Port Ellen 35 Year Old 1983 Single Cask

This is a refill barrel at a still-healthy 47.8% ABV, and has all those incredible hallmark notes of sherbet lemons, chamois leather, and intensely herbal depth that one would expect at this age. My personal opinion on this one, but I’d say that it’s easy to ruin Port Ellen with a liberal application of sherry, so we’ve been uncharacteristically restrained here.

Caledonian 48 Year Old 1974 Single Cask

Caledonian 48 Year Old 1974 Single Cask

Ultra-well-aged grain is up next, from the (now silent) Caledonian Distillery. This powerhouse of a grain producer was located smack in the middle of the Haymarket district of Edinburgh, finally shutting its doors in 1988. As with previous incredibly-well aged grains, it’s overwhelmingly likely that this dram (distilled back in 1974) was made from corn, drawing parallels again with our final bottling, more on which below. Soft, supple, and unctuous, and still at a hella-punchy 48.6%abv.

 A Secret Irish Distillery 15 Year Old 2003
A Secret Irish Distillery 15 Year Old 2003

Irish single malt whiskey here from a secret source. Matured in a bourbon barrel, so expect lots of lovely vanilla and red fruit overtones, which work incredibly well with the soft, smoother style of whiskey production found here. Lovely stuff.

Aultmore 13 Year Old 2006

Solid, malty, rich, biscuity, and just very, very good at what it does. Speyside simplicity at its absolute best from Aultmore.

Ledaig 12 Year Old 2008

A heavily-peated whisky from the Tobermory distillery up next (Ledaig is the name they give to their peated production). Proving unequivocally that despite not being located on Islay, this distillery has the chops to take the established players on at their own game. Drawn from a (what we assume to be a reasonably active sherry) refill hogshead, the colour on this one alone makes it more than worth the price of admission.

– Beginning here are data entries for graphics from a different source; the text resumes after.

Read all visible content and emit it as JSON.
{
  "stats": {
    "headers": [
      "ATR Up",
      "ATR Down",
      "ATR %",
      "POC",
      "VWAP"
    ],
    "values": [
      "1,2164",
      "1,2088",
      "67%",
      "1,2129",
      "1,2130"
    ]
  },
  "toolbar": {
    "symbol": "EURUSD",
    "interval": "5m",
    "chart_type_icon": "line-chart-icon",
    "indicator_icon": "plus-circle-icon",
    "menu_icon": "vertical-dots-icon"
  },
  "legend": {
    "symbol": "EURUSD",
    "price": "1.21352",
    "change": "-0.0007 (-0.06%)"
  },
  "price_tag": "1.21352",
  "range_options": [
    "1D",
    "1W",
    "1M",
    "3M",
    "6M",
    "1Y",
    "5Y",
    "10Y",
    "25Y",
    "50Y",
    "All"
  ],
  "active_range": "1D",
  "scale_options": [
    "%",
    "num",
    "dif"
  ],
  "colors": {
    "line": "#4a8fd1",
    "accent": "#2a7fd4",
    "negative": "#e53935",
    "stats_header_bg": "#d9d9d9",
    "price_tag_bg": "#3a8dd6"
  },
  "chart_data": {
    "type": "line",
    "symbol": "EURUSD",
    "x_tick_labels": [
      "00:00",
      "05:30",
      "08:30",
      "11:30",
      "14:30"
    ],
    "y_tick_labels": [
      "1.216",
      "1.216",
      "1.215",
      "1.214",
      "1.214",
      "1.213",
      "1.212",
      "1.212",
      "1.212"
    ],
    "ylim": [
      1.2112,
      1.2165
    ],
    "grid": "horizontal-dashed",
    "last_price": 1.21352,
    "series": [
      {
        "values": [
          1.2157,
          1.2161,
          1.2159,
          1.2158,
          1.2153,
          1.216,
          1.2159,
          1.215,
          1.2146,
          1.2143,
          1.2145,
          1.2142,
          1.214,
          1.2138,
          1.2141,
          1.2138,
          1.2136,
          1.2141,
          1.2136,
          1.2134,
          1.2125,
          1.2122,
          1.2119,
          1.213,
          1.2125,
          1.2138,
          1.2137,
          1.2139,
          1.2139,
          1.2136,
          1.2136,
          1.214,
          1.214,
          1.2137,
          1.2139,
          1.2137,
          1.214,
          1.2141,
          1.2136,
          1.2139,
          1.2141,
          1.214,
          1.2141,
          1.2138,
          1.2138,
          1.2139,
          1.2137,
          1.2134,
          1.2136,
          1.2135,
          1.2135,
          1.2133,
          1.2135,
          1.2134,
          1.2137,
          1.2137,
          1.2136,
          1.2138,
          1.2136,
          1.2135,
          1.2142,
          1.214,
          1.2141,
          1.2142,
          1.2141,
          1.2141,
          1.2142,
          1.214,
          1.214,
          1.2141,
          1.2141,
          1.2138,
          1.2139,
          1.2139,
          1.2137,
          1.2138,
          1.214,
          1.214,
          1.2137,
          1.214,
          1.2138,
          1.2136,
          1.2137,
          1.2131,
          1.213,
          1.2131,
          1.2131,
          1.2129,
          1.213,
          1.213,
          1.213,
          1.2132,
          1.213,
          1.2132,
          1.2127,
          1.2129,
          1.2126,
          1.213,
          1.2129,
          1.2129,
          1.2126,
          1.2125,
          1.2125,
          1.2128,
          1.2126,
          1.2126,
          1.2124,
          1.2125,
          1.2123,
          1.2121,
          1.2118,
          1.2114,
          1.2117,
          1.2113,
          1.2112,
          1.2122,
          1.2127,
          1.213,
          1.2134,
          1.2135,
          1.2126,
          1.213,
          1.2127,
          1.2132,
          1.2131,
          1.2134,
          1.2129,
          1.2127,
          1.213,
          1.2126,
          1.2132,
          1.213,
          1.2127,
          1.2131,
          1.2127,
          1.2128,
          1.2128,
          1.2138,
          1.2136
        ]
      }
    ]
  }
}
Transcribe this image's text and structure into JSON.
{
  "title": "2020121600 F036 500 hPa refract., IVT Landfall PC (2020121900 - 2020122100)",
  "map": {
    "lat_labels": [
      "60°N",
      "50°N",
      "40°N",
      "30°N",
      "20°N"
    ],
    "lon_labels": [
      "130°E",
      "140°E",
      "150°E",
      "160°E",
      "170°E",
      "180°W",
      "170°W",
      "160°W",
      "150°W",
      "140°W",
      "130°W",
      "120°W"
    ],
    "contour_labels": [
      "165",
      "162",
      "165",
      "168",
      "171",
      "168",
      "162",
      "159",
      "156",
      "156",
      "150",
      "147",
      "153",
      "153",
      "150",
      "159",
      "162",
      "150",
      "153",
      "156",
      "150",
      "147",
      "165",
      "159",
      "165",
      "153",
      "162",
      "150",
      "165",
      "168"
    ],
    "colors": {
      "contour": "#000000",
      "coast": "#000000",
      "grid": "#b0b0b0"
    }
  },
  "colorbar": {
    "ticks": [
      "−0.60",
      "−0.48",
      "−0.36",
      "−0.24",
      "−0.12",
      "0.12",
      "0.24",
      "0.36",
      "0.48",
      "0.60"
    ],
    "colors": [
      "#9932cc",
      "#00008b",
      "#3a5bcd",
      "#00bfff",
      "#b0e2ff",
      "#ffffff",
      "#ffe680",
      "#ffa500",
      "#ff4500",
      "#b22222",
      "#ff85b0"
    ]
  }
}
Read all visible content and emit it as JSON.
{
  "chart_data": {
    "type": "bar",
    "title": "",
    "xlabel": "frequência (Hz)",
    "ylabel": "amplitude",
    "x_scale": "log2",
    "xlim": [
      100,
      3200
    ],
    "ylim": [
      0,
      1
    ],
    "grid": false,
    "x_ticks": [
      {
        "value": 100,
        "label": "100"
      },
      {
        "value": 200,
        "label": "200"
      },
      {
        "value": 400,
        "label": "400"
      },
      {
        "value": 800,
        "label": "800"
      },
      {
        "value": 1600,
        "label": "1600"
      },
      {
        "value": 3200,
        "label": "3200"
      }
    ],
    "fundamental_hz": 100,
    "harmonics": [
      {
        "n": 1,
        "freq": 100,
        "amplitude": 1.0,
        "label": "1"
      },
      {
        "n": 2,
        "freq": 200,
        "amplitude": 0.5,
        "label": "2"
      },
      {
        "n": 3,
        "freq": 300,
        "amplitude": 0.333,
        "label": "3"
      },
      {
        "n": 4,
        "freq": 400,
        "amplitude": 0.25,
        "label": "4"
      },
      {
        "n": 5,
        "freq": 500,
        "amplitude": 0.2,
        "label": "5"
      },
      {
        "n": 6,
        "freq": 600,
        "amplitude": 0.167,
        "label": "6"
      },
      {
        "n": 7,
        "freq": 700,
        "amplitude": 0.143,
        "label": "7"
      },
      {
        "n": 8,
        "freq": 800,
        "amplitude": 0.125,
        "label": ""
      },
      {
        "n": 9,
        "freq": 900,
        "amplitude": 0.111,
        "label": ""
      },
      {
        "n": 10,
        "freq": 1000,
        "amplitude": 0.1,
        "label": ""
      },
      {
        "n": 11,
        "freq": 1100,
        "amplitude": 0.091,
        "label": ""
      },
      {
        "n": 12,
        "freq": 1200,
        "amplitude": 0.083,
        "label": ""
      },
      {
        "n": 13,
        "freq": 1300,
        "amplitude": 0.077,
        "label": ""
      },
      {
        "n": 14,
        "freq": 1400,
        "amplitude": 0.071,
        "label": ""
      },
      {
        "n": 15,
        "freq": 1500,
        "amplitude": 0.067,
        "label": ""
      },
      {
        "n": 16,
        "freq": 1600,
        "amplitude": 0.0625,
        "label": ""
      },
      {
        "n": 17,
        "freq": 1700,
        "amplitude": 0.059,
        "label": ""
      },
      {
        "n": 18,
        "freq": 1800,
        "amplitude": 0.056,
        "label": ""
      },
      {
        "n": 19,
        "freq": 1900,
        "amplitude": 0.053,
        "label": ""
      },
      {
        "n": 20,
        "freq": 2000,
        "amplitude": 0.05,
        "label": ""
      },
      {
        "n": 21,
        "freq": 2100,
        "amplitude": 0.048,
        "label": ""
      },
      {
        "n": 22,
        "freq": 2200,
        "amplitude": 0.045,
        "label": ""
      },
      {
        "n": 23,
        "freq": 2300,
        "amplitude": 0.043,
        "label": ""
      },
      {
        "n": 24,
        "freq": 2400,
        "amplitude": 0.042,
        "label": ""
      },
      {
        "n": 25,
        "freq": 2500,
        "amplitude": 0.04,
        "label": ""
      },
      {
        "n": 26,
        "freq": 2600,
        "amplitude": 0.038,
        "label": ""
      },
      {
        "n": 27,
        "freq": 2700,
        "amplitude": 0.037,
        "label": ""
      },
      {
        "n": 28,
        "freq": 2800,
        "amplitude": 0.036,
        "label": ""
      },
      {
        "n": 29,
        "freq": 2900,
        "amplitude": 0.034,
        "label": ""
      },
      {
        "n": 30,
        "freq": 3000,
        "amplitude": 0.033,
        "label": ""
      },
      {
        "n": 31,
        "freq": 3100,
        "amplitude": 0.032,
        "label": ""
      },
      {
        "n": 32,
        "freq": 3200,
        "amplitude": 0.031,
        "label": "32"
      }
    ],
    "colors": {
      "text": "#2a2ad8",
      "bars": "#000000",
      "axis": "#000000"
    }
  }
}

Speyside 8 Year Old 2014 Single Cask

Another belter of a value proposition for you this week from the Speyside distillery. A youthful and exuberant malt that epitomises the no-nonsense, undoubtedly meta Speyside distillery.

A Secret Highland 9 Year Old 2010

Yet more secrets from the Highland region up next, at an increased ABV from the Speyside, and with an additional year of age for only a fiver more. Enjoy.

Corn Whiskey 13 Year Old 2009 Single Cask

The final whiskey for today comes from Heaven Hill distillery in Kentucky. You’ll notice that despite being able to be up-front about where this one comes from, we’ve neglected to put it on the bottle. This is because of reasons. Many reasons. Some of them good. Incredible ‘bigness’ from this one. I’m coming to realise that corn whiskeys are actually one of my best things, and this is no exception.

MoM bottlings

Another smash hit of a week

So, until next week then folks, at which juncture we’ll have some nicely-aged Speysides, a heavily-peated Islay, and another lovely mainland comparator also boasting heaps and heaps of peat.

*No, not anything. Fine. Anything except Latinum, Dilithium, or anything else which would upset the delicate post-scarcity-capitalist narrative balance.

**Which would mean that (greedy angels aside) the ‘Single malt, aged 200 years’ offered as a toast to Earth by Groundskeeper Boothby in Voyager’s ‘In the Flesh’ could well be from the same year had he the presence of mind to have picked up a bottle when he was 20 years old. My name’s Ben, and I remember things. Most of them are completely fucking useless. And yes, it wasn’t Boothby, it was a member of Species 8472. A rose by any other name? Anyone? Bueller?